«Allons-y!», «Let's climb!»... Bras dessus, bras dessous, 82 stars et femmes du cinéma, Cate Blanchett et Agnès Varda en tête, ont réclamé samedi «l'égalité salariale» dans le septième art lors d'une montée des marches «100% féminine» pour le premier Festival de Cannes post-Weinstein.
Un événement inédit dans l'histoire du Festival, immortalisé par une photo réunissant Salma Hayek, Claudia Cardinale, Kristen Stewart, Marion Cotillard, Léa Seydoux et des dizaines d'autres actrices, ainsi que des productrices, monteuses, décoratrices, distributrices...
«Nous mettons au défi nos gouvernements et nos pouvoirs publics pour appliquer les lois sur l'égalité salariale», a déclaré la réalisatrice française Agnès Varda (Visages, villages), qui a pris la parole aux côtés de la star australienne et présidente du jury, Cate Blanchett, toute de noire vêtue.
«Nous mettons au défi nos institutions pour organiser activement la parité et la transparence dans les instances de décision. [...] Nous demandons l'équité et la réelle diversité dans nos environnements professionnels», ont-elles lu sur le tapis rouge, l'une en anglais, l'autre en français.
Elles étaient 82 sur le tapis rouge, comme les 82 films réalisés par des femmes invitées en compétition depuis la première édition.
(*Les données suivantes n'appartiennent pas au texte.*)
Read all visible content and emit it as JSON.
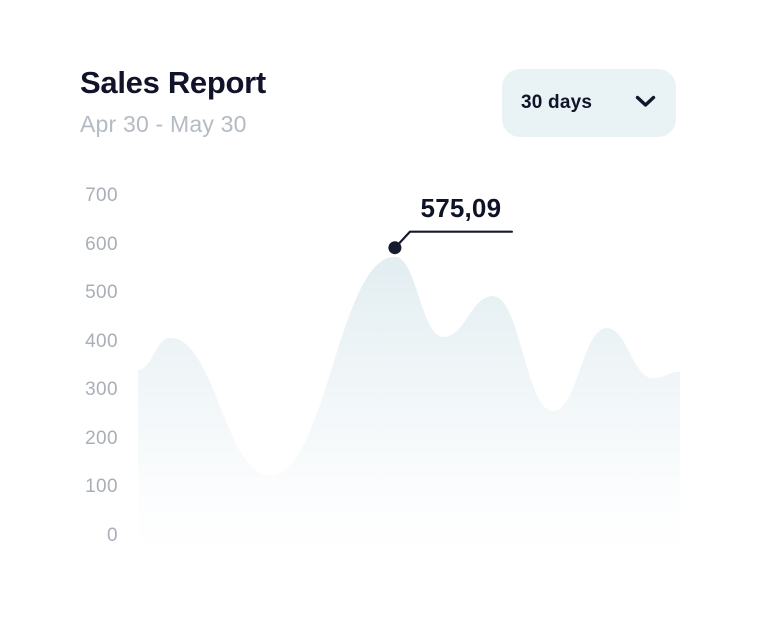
{
  "header": {
    "title": "Sales Report",
    "date_range": "Apr 30 - May 30",
    "period_selector": {
      "label": "30 days",
      "icon": "chevron-down"
    }
  },
  "chart_data": {
    "type": "area",
    "title": "Sales Report",
    "xlabel": "",
    "ylabel": "",
    "x_range": [
      "Apr 30",
      "May 30"
    ],
    "ylim": [
      0,
      700
    ],
    "y_ticks": [
      700,
      600,
      500,
      400,
      300,
      200,
      100,
      0
    ],
    "grid": false,
    "legend": false,
    "series": [
      {
        "name": "Sales",
        "anchors": [
          {
            "t": 0.0,
            "value": 342
          },
          {
            "t": 0.059,
            "value": 408
          },
          {
            "t": 0.244,
            "value": 125
          },
          {
            "t": 0.474,
            "value": 575.09,
            "highlight": true
          },
          {
            "t": 0.563,
            "value": 410
          },
          {
            "t": 0.655,
            "value": 494
          },
          {
            "t": 0.766,
            "value": 257
          },
          {
            "t": 0.865,
            "value": 428
          },
          {
            "t": 0.95,
            "value": 325
          },
          {
            "t": 1.0,
            "value": 338
          }
        ]
      }
    ],
    "highlight_label": "575,09",
    "colors": {
      "area_top": "#e2edf1",
      "area_mid": "#eaf2f5",
      "area_bottom": "#f5f9fb",
      "marker": "#161a2e",
      "leader_line": "#161a2e"
    }
  }
}
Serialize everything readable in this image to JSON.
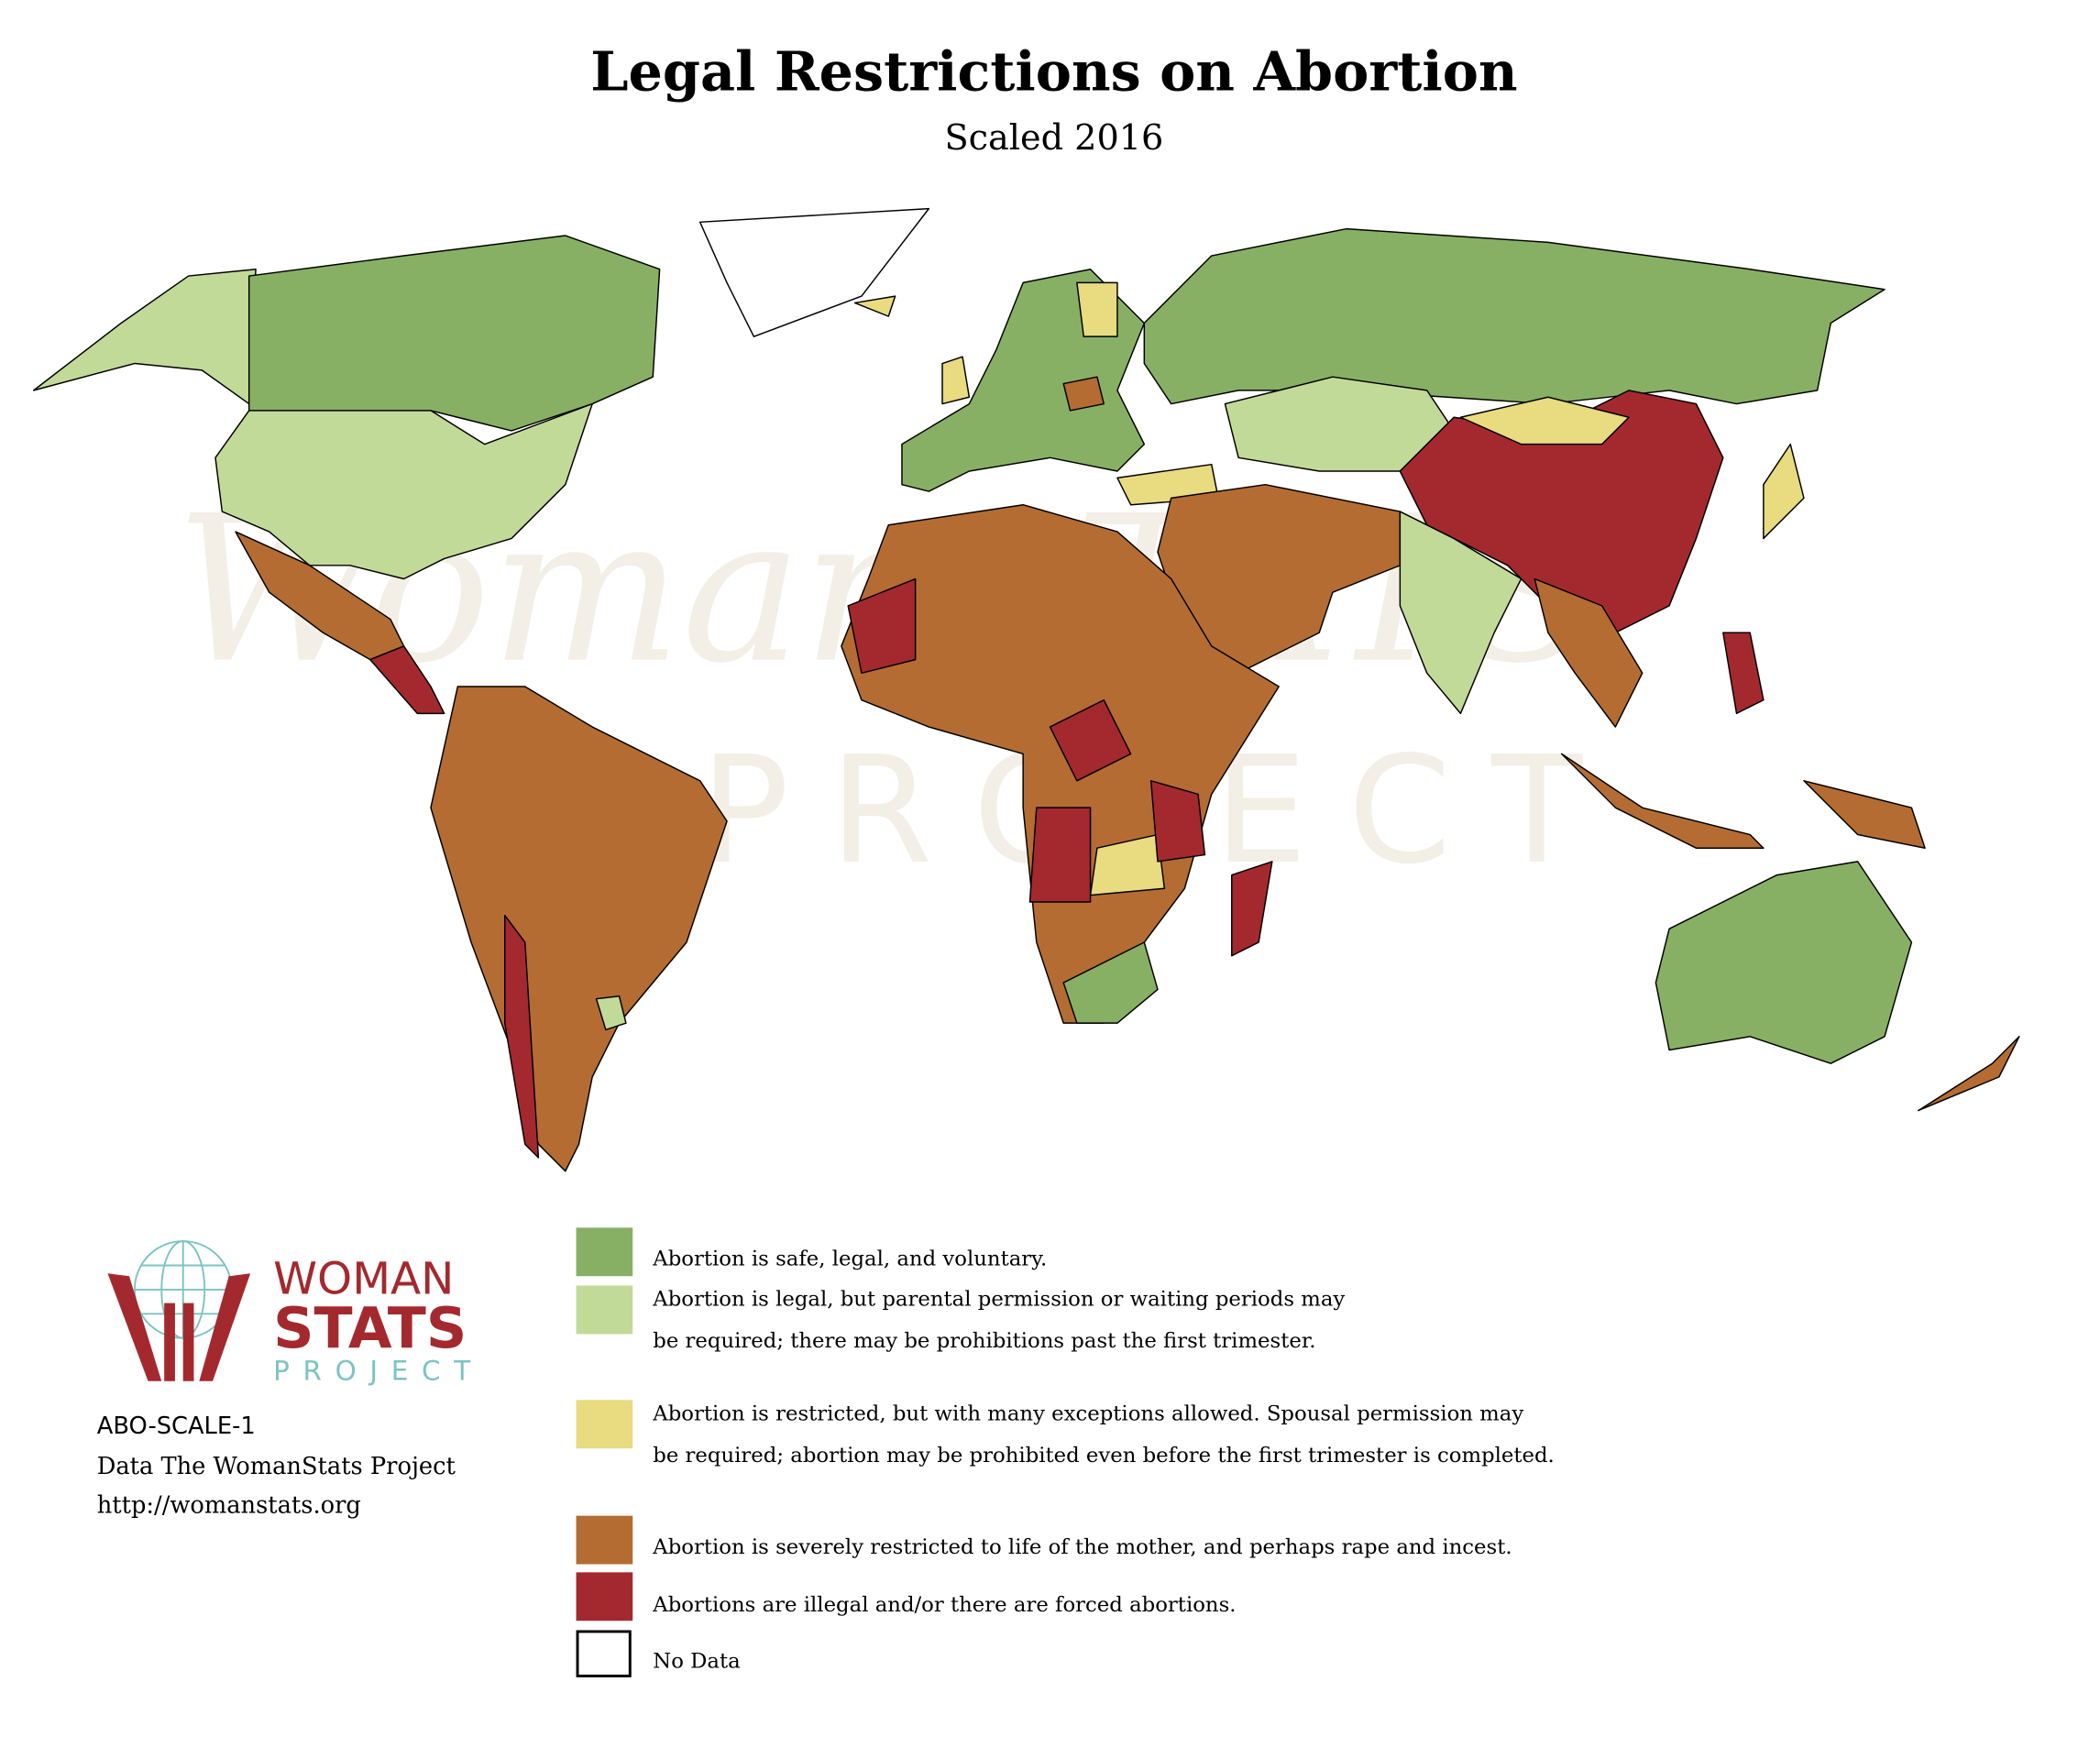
{
  "title": "Legal Restrictions on Abortion",
  "subtitle": "Scaled 2016",
  "watermark": {
    "line1": "WomanSTATS",
    "line2": "PROJECT"
  },
  "logo": {
    "word1": "WOMAN",
    "word2": "STATS",
    "word3": "PROJECT"
  },
  "meta": {
    "code": "ABO-SCALE-1",
    "source": "Data The WomanStats Project",
    "url": "http://womanstats.org"
  },
  "colors": {
    "cat1": "#88b064",
    "cat2": "#c2da98",
    "cat3": "#e8db80",
    "cat4": "#b46c32",
    "cat5": "#a4292e",
    "nodata": "#ffffff",
    "logo_red": "#a4292e",
    "logo_teal": "#7cc3c3"
  },
  "legend": [
    {
      "color": "#88b064",
      "line1": "Abortion is safe, legal, and voluntary.",
      "line2": ""
    },
    {
      "color": "#c2da98",
      "line1": "Abortion is legal, but parental permission or waiting periods may",
      "line2": "be required; there may be prohibitions past the first trimester."
    },
    {
      "color": "#e8db80",
      "line1": "Abortion is restricted, but with many exceptions allowed. Spousal permission may",
      "line2": "be required; abortion may be prohibited even before the first trimester is completed."
    },
    {
      "color": "#b46c32",
      "line1": "Abortion is severely restricted to life of the mother, and perhaps rape and incest.",
      "line2": ""
    },
    {
      "color": "#a4292e",
      "line1": "Abortions are illegal and/or there are forced abortions.",
      "line2": ""
    },
    {
      "color": "#ffffff",
      "line1": "No Data",
      "line2": ""
    }
  ]
}
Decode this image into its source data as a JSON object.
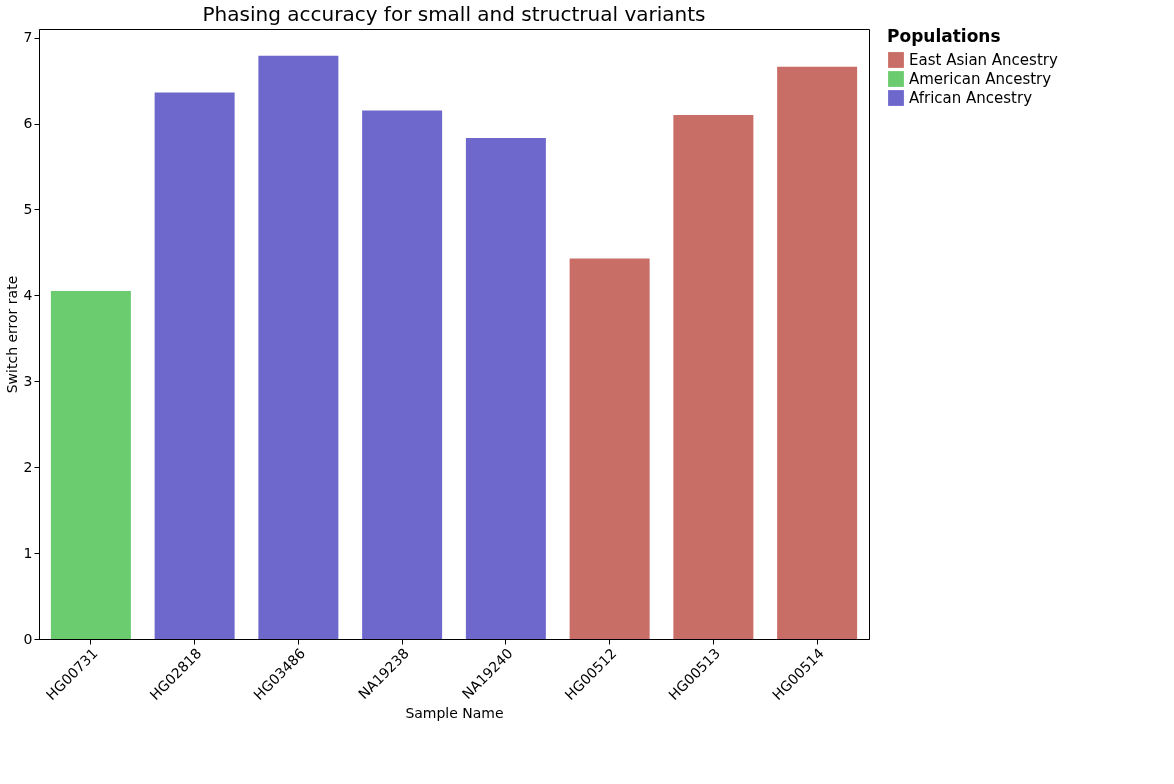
{
  "chart_data": {
    "type": "bar",
    "title": "Phasing accuracy for small and structrual variants",
    "xlabel": "Sample Name",
    "ylabel": "Switch error rate",
    "legend_title": "Populations",
    "categories": [
      "HG00731",
      "HG02818",
      "HG03486",
      "NA19238",
      "NA19240",
      "HG00512",
      "HG00513",
      "HG00514"
    ],
    "series": [
      {
        "name": "East Asian Ancestry",
        "color": "#c96e66",
        "values": [
          null,
          null,
          null,
          null,
          null,
          4.43,
          6.1,
          6.66
        ]
      },
      {
        "name": "American Ancestry",
        "color": "#6acc6e",
        "values": [
          4.05,
          null,
          null,
          null,
          null,
          null,
          null,
          null
        ]
      },
      {
        "name": "African Ancestry",
        "color": "#6f68cc",
        "values": [
          null,
          6.36,
          6.79,
          6.15,
          5.83,
          null,
          null,
          null
        ]
      }
    ],
    "ylim": [
      0,
      7.1
    ],
    "yticks": [
      0,
      1,
      2,
      3,
      4,
      5,
      6,
      7
    ],
    "grid": false,
    "legend": "right"
  }
}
Soit moins de 5% en plus de 70 ans d'existence.
«Les femmes ne sont pas minoritaires dans le monde et pourtant notre industrie dit le contraire», ont encore souligné Cate Blanchett et Agnès Varda, dans ce discours militant. «Il est temps que toutes les marches de notre industrie nous soient accessibles. Allons-y!», ont-elles encore lancé.
Une action symbolique à l'initiative du collectif français 50/50 pour 2020 contre les inégalités dans le septième art et de Time's Up, pour aider les victimes de harcèlement sexuel après l'affaire Weinstein. Au sein du jury, la réalisatrice Ava DuVernay et Cate Blanchett font partie de Time's Up.
Face au séisme Weinstein, le Festival de Cannes avait jusqu'ici répondu de manière pragmatique, en distribuant un dépliant rappelant les peines maximales encourues pour harcèlement sexuel (trois ans de prison et 45 000 euros d'amende), avec un numéro de téléphone pour toute victime ou témoin.
Palme ex aequo
«On n'a pas encore les chiffres, mais il y a eu des appels», a affirmé samedi la secrétaire d'État française à l'Égalité femmes-hommes, Marlène Schiappa, en déplacement sur la Croisette. Cannes est «un endroit qui doit être sécurisé pour les femmes», a-t-elle insisté.
Le Festival avait envoyé un premier signal en faveur des femmes avec un choix de jury majoritairement féminin, mais s'est fait discret sur les questions de harcèlement ou de discrimination.
En plus de 70 ans, seule une réalisatrice, Jane Campion en 1993, a reçu une Palme d'or pour La leçon de piano, ex aequo avec le Chinois Chen Kaige. De son côté, Agnès Varda avait reçu une Palme d'honneur en 2015, un titre honorifique.
Hostile à toute discrimination positive, le Festival avait été critiqué pour avoir sélectionné seulement trois femmes cette année, même si elles sont bien plus nombreuses dans les sections parallèles.
Samedi soir avait lieu la projection du film de la première d'entre elles, la Française Eva Husson, «Les Filles du soleil, sur un bataillon de combattantes kurdes, avec l'actrice Golshifteh Farahani. Découverte avec le sulfureux Bang Gang sur des jeunes se livrant à des orgies, Eva Husson n'hésite pas à se définir comme féministe dans ses films.
Cette journée cannoise «100% féminine» sera suivie par des débats et engagements concrets dans les jours qui viennent.
Dimanche, la ministre française de la Culture Françoise Nyssen, qui a aussi monté les marches samedi soir, présentera, avec son homologue suédoise Alice Bah Kuhnke, un plan pour soutenir financièrement les jeunes réalisatrices du monde entier.
Lundi, une charte pour favoriser la diversité et la parité dans les festivals de cinéma sera signée par les trois hommes en charge des sélections cannoises.
L'autre film en compétition était 3 visages, qui devait être projeté en soirée en l'absence de son réalisateur, l'Iranien Jafar Panahi, à qui les autorités de Téhéran interdisent les déplacements à l'étranger.